In practice that means:
A tool description that states when it applies (“use when the user asks about books, authors, ISBNs, or wants to browse a library catalog”)
A clear parameter schema (query, author, subject, language. The model fills these from the user’s message without being told to)
Context updates so the model stays aware of widget state across turns
When those three are right, the experience feels like the conversation generated the UI.
Conclusions
MCP Apps make generative UI surprisingly approachable. The pattern is: define a tool, point it at an HTML resource, and let the model decide when to invoke it. No routing logic, no separate frontend deployment, no app switching. The interface lives inside the conversation.
What works well
- You don’t need to run an LLM. The host (Claude or whichever MCP compatible client the user is running) brings its own model. Your server only needs to expose tools and resources. No GPU, no model hosting, no inference infrastructure.
- The model handles intent routing. A single well-described tool replaces a whole layer of conditional UI logic.

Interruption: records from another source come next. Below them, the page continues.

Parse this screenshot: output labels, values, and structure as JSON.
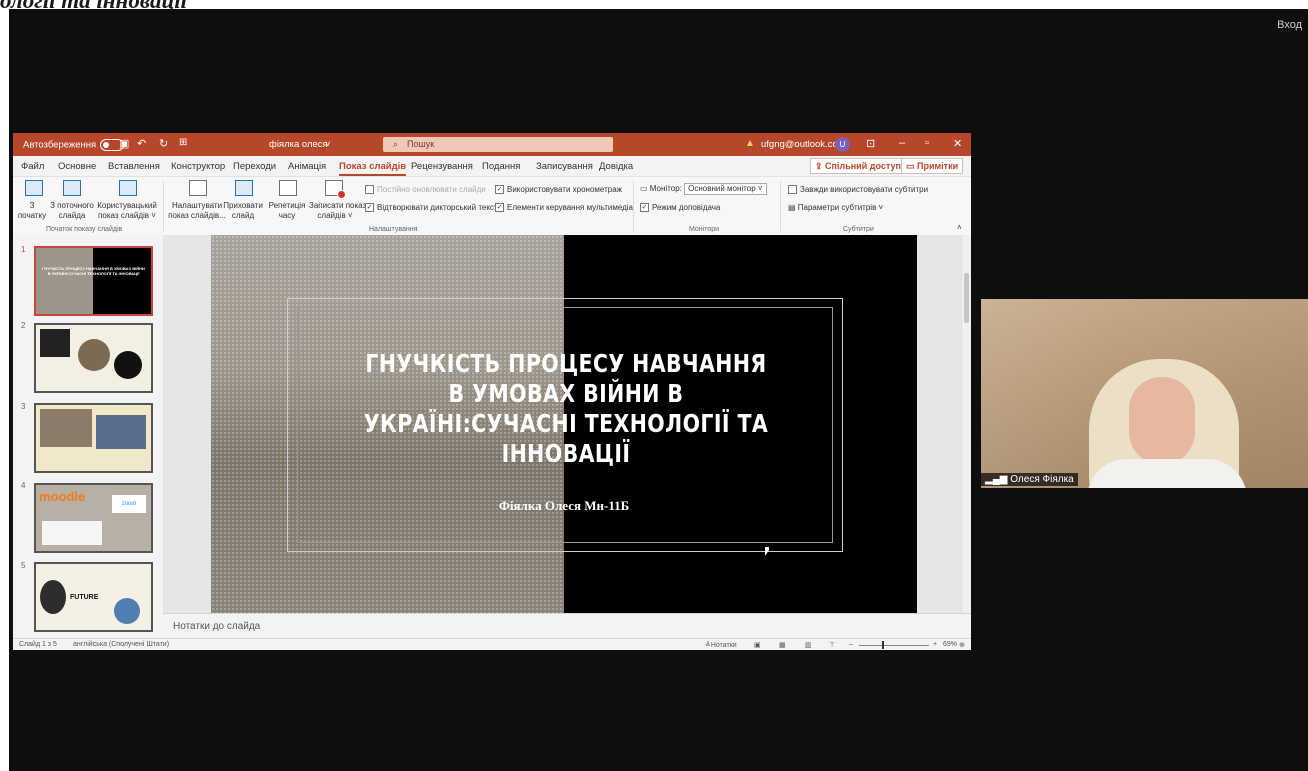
{
  "page_heading": "ології та інновації",
  "meeting": {
    "signin": "Вход"
  },
  "titlebar": {
    "autosave_label": "Автозбереження",
    "document": "фіялка олеся",
    "search_placeholder": "Пошук",
    "account": "ufgng@outlook.com",
    "avatar_initial": "U"
  },
  "menu": {
    "items": [
      "Файл",
      "Основне",
      "Вставлення",
      "Конструктор",
      "Переходи",
      "Анімація",
      "Показ слайдів",
      "Рецензування",
      "Подання",
      "Записування",
      "Довідка"
    ],
    "active": "Показ слайдів",
    "share": "Спільний доступ",
    "comments": "Примітки"
  },
  "ribbon": {
    "start_group": "Початок показу слайдів",
    "from_beginning": [
      "З",
      "початку"
    ],
    "from_current": [
      "З поточного",
      "слайда"
    ],
    "custom_show": [
      "Користувацький",
      "показ слайдів ˅"
    ],
    "setup_show": [
      "Налаштувати",
      "показ слайдів..."
    ],
    "hide_slide": [
      "Приховати",
      "слайд"
    ],
    "rehearse": [
      "Репетиція",
      "часу"
    ],
    "record": [
      "Записати показ",
      "слайдів ˅"
    ],
    "settings_group": "Налаштування",
    "keep_updated": "Постійно оновлювати слайди",
    "play_narrations": "Відтворювати дикторський текст",
    "use_timings": "Використовувати хронометраж",
    "media_controls": "Елементи керування мультимедіа",
    "monitors_group": "Монітори",
    "monitor_label": "Монітор:",
    "monitor_value": "Основний монітор",
    "presenter_view": "Режим доповідача",
    "captions_group": "Субтитри",
    "always_subtitles": "Завжди використовувати субтитри",
    "subtitle_settings": "Параметри субтитрів ˅"
  },
  "thumbnails": {
    "numbers": [
      "1",
      "2",
      "3",
      "4",
      "5"
    ],
    "slide1_title": "ГНУЧКІСТЬ ПРОЦЕСУ НАВЧАННЯ В УМОВАХ ВІЙНИ В УКРАЇНІ:СУЧАСНІ ТЕХНОЛОГІЇ ТА ІННОВАЦІЇ",
    "slide4_logo": "moodle",
    "slide4_zoom": "zoom",
    "slide5_word": "FUTURE"
  },
  "slide": {
    "title": "ГНУЧКІСТЬ ПРОЦЕСУ НАВЧАННЯ В УМОВАХ ВІЙНИ В УКРАЇНІ:СУЧАСНІ ТЕХНОЛОГІЇ ТА ІННОВАЦІЇ",
    "author": "Фіялка Олеся Мн-11Б"
  },
  "notes_placeholder": "Нотатки до слайда",
  "status": {
    "slide_count": "Слайд 1 з 5",
    "language": "англійська (Сполучені Штати)",
    "notes_button": "Нотатки",
    "zoom": "69%"
  },
  "webcam": {
    "participant": "Олеся Фіялка"
  },
  "colors": {
    "ppt_accent": "#b7472a",
    "meeting_bg": "#0e0e0e"
  }
}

- The widget stays in the loop.
updateModelContextlets every render inform the next turn, so refinement feels natural rather than requiring the user to re-explain their intent. - The stack is small. One Spring Boot service with a handful of annotations and a single HTML file is enough to ship a working generative UI.
The trade-offs
- UI and backend live in the same artifact. The HTML is served as a
@McpResourcefrom the same Spring Boot app, which is convenient but blurs the line between server and frontend. For a simple tool this is fine. - The widget depends on the host.
ontoolresult,sendMessage, andupdateModelContextare only available in MCP App compatible hosts. If the host doesn’t support the extension, the iframe loads but the bridge doesn’t connect. Graceful degradation requires extra effort. - Prompt sensitivity. The tool description is doing real work here: the model’s decision to call the tool, which parameters to fill, and how to handle refinement all depend on how well the description is written. That’s a new kind of skill to develop, and it’s harder to test than a routing table.
On Spring AI
The Spring AI version supporting MCP Apps is still in milestone release. The MCP annotations used here (@McpTool, @McpResource, MetaProvider) are new additions and the API might change before GA. For production use, pin your versions carefully and watch the Spring AI changelog.

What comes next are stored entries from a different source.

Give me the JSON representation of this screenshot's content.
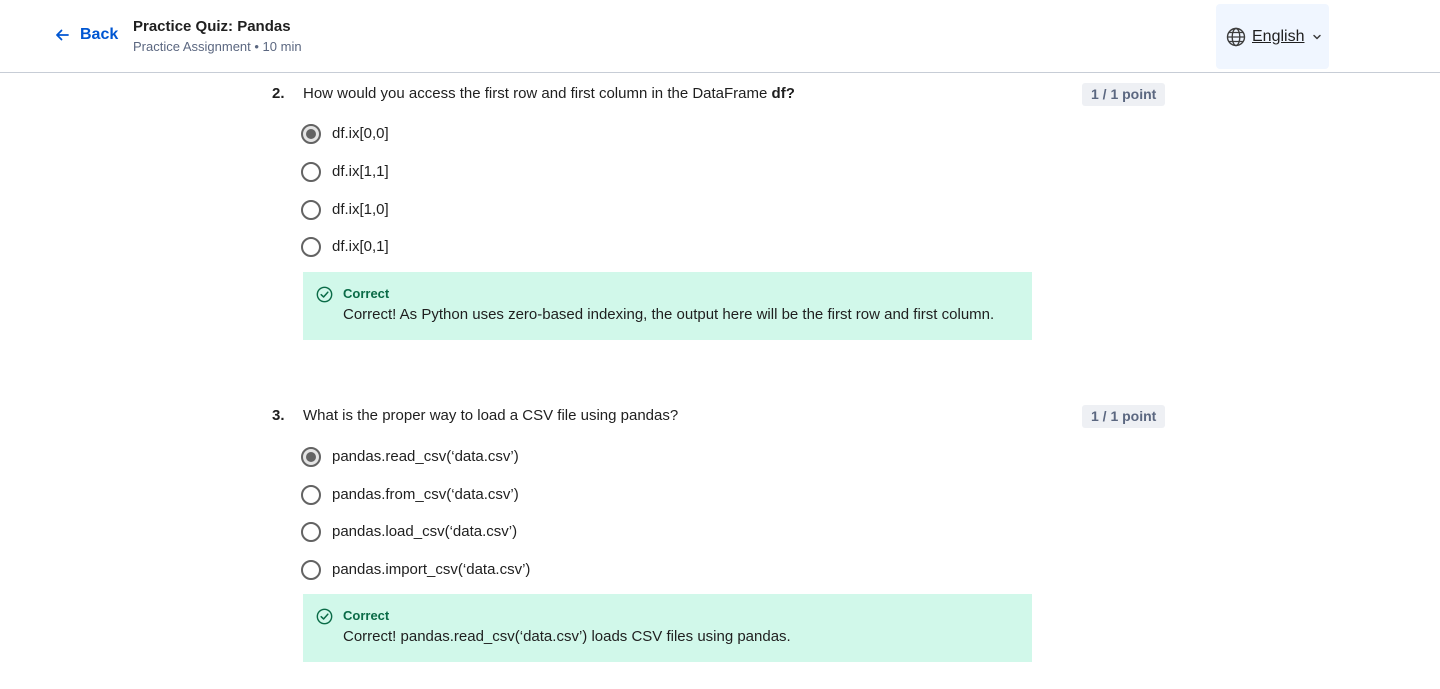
{
  "header": {
    "back_label": "Back",
    "quiz_title": "Practice Quiz: Pandas",
    "quiz_subtitle": "Practice Assignment • 10 min",
    "language_label": "English",
    "icons": {
      "back": "arrow-left-icon",
      "language": "globe-icon",
      "dropdown": "chevron-down-icon"
    },
    "accent_color": "#0056d2"
  },
  "questions": [
    {
      "number": "2.",
      "text_before": "How would you access the first row and first column in the DataFrame ",
      "text_bold": "df?",
      "points": "1 / 1 point",
      "options": [
        "df.ix[0,0]",
        "df.ix[1,1]",
        "df.ix[1,0]",
        "df.ix[0,1]"
      ],
      "selected_index": 0,
      "feedback": {
        "title": "Correct",
        "text": "Correct! As Python uses zero-based indexing, the output here will be the first row and first column.",
        "icon": "check-circle-icon",
        "color": "#d1f8ea"
      }
    },
    {
      "number": "3.",
      "text_before": "What is the proper way to load a CSV file using pandas?",
      "text_bold": "",
      "points": "1 / 1 point",
      "options": [
        "pandas.read_csv(‘data.csv’)",
        "pandas.from_csv(‘data.csv’)",
        "pandas.load_csv(‘data.csv’)",
        "pandas.import_csv(‘data.csv’)"
      ],
      "selected_index": 0,
      "feedback": {
        "title": "Correct",
        "text": "Correct! pandas.read_csv(‘data.csv’) loads CSV files using pandas.",
        "icon": "check-circle-icon",
        "color": "#d1f8ea"
      }
    }
  ]
}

That said, Java for AI is a real thing. The JVM ecosystem (mature HTTP clients, dependency injection, observability tooling, and decades of enterprise patterns) pairs well with the emerging MCP standard. Spring AI brings those strengths into the agent space without requiring teams to rewrite their backends in a new language.
MCP Apps in particular feel like a good fit for teams who already have a Spring backend and want to add AI driven UI without adopting a separate frontend framework or a new runtime.